Apologies for the repetition of “easily” – not concentrating due to listening at the same time to Joe Rogan interviewing Rupert Sheldrake:
https://www.youtube.com/watch?v=Ig6YDpOvkis
Good stuff 🙂
Glenn
31/01/2015 8:26 pm
Hi Glenn,
Why don’t you answer my request? Then I’ll answer yours.
Kind regards,
John
Clark
31/01/2015 11:32 pm
[Clark]: John Spencer-Davis, that’s a very detailed argument
[JSD]: You think differently to CanSpeccy, then. CanSpeccy says it’s wiffle waffle.
[Clark]: followed by a very rousing conclusion for specific types of Christians.
[JSD]: Hmmmm. I was not necessarily thinking of “types” or “sects”. What I had in mind was Christians ready to stand against religious or secular law, or authoritarian regimes, if their conscience did not permit them to collaborate. I thought that was the kind of thing that CanSpeccy was trying to get at when he said that anti-Semitic behaviour was not based upon Christian faith. For example, many early Christians were severely punished, including being executed, for refusing military service.

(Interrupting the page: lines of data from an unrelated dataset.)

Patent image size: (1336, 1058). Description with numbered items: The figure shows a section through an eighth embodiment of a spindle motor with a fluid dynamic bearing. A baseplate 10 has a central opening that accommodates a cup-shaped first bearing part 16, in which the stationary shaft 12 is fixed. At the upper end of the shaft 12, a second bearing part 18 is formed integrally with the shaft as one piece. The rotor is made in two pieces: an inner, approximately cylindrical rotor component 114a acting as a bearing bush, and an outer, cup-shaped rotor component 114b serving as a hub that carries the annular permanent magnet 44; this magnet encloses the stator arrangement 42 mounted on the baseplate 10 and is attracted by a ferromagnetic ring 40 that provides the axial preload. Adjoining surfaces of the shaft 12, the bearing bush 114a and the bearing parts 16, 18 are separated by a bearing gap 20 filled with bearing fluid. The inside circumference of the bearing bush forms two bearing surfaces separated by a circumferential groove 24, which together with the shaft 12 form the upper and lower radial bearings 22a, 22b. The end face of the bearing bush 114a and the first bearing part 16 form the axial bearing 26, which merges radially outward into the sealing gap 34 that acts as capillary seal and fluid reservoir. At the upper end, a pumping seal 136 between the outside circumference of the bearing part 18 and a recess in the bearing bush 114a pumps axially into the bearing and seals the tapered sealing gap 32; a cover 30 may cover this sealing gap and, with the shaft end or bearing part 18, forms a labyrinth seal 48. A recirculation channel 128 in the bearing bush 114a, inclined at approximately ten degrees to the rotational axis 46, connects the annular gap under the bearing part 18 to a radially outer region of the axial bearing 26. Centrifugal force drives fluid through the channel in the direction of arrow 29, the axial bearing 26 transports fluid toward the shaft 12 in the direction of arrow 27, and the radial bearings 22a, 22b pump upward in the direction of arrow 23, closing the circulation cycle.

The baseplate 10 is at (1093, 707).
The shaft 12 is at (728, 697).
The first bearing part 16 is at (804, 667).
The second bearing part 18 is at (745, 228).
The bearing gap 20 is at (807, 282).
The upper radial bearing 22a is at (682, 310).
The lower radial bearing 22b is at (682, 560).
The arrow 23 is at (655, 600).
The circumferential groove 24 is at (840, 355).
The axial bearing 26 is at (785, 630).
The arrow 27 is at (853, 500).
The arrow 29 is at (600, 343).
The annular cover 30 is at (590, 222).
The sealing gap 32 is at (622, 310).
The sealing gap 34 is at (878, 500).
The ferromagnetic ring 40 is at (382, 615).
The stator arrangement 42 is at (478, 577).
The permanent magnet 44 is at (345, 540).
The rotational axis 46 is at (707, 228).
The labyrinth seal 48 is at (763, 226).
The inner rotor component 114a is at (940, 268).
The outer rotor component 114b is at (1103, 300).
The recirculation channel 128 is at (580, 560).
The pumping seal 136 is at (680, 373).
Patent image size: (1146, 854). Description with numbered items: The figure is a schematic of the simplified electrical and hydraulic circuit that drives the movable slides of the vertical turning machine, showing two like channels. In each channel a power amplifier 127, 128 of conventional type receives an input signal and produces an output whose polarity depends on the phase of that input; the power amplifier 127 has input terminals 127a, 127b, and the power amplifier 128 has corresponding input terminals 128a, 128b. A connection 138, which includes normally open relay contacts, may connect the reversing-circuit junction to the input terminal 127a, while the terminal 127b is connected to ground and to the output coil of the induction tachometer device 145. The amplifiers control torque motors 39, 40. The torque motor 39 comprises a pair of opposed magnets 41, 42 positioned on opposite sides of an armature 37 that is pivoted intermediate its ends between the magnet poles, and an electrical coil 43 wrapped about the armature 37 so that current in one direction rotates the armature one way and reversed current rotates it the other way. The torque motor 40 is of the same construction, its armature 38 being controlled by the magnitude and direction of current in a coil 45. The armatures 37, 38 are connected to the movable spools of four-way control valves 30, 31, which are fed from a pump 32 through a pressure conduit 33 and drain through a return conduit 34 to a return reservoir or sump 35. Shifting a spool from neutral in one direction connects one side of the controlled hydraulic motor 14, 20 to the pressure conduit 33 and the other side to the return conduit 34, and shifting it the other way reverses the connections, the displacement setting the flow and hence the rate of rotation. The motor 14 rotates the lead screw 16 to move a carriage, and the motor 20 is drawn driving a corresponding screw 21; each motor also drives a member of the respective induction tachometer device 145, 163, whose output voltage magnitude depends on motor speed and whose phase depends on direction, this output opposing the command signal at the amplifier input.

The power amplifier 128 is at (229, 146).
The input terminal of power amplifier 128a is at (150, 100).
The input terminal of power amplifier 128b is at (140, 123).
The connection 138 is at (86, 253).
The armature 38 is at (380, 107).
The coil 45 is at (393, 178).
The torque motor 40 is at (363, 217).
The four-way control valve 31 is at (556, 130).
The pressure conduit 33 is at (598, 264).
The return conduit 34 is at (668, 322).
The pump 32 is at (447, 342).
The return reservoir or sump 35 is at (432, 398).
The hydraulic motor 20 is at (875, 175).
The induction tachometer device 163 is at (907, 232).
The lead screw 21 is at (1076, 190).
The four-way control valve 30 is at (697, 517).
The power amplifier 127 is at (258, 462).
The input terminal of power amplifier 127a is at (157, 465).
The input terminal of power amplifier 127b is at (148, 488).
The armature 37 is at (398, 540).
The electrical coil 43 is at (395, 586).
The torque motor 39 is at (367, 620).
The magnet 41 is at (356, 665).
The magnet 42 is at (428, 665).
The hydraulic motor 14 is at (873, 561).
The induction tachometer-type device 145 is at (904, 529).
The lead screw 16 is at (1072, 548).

[Clark]: Do you consider yourself Christian?
[JSD]: My personal convictions are my own, and they are not relevant to what I have said here.
[Clark]: Are there any particular sects that you support?
[JSD]: I would not say that. I would say that I consider that certain denominations have been more admirable than others, taken as a body: for example, the Mennonites, or the Quakers.
[Clark]: What’s the Apostolic Creed?
[JSD]: The Apostolic Creed is a concise summation of the Christian faith. It’s almost like a mnemonic, no doubt originally developed to assist and confirm in their faith worshippers who had little access to other resources and probably could not read. Here it is.
“I believe in God, the Father almighty,
creator of heaven and earth.
I believe in Jesus Christ, his only Son, our Lord.
He was conceived by the power of the Holy Spirit
and born of the Virgin Mary.
He suffered under Pontius Pilate,
was crucified, died, and was buried.
He descended to the dead.
On the third day he rose again.
He ascended into heaven,
and is seated at the right hand of the Father.
He will come again to judge the living and the dead.
I believe in the Holy Spirit,
the holy catholic Church,
the communion of saints,
the forgiveness of sins,
the resurrection of the body,
and the life everlasting.
Amen.”
In the Anglican Communion, for example, the Apostolic Creed is recited during the regular service of Evensong.
The interesting thing about it, in this context, is that almost everything in it is to be found in the four canonical Gospels, with the exception, as I mentioned as an aside when replying to CanSpeccy, of the occurrence of “He descended into hell”, which has been replaced in this version with “He descended to the dead”. Which is why I asked CanSpeccy what the Apostolic Creed is based on, as he seemed very keen to affirm that the Christian faith is based not on the Gospels, but on the Apostolic Creed. But, of course, my point is wiffle waffle, and he’s not going to deal with it.
Kind regards,
John
John Spencer-Davis, thanks for the detailed reply. I quite like the Quakers, too. I sit in the circle of my local meeting occasionally, but I’m probably best described as an atheist.
The difference between “hell” and “dead” is probably to do with translation from the Greek texts. Gehenna?
http://en.wikipedia.org/wiki/Gehenna#New_Testament
No harm reminding ourselves that while not all terrorists are false flag, lots are, enough that we should always consider it a possibility until proved otherwise.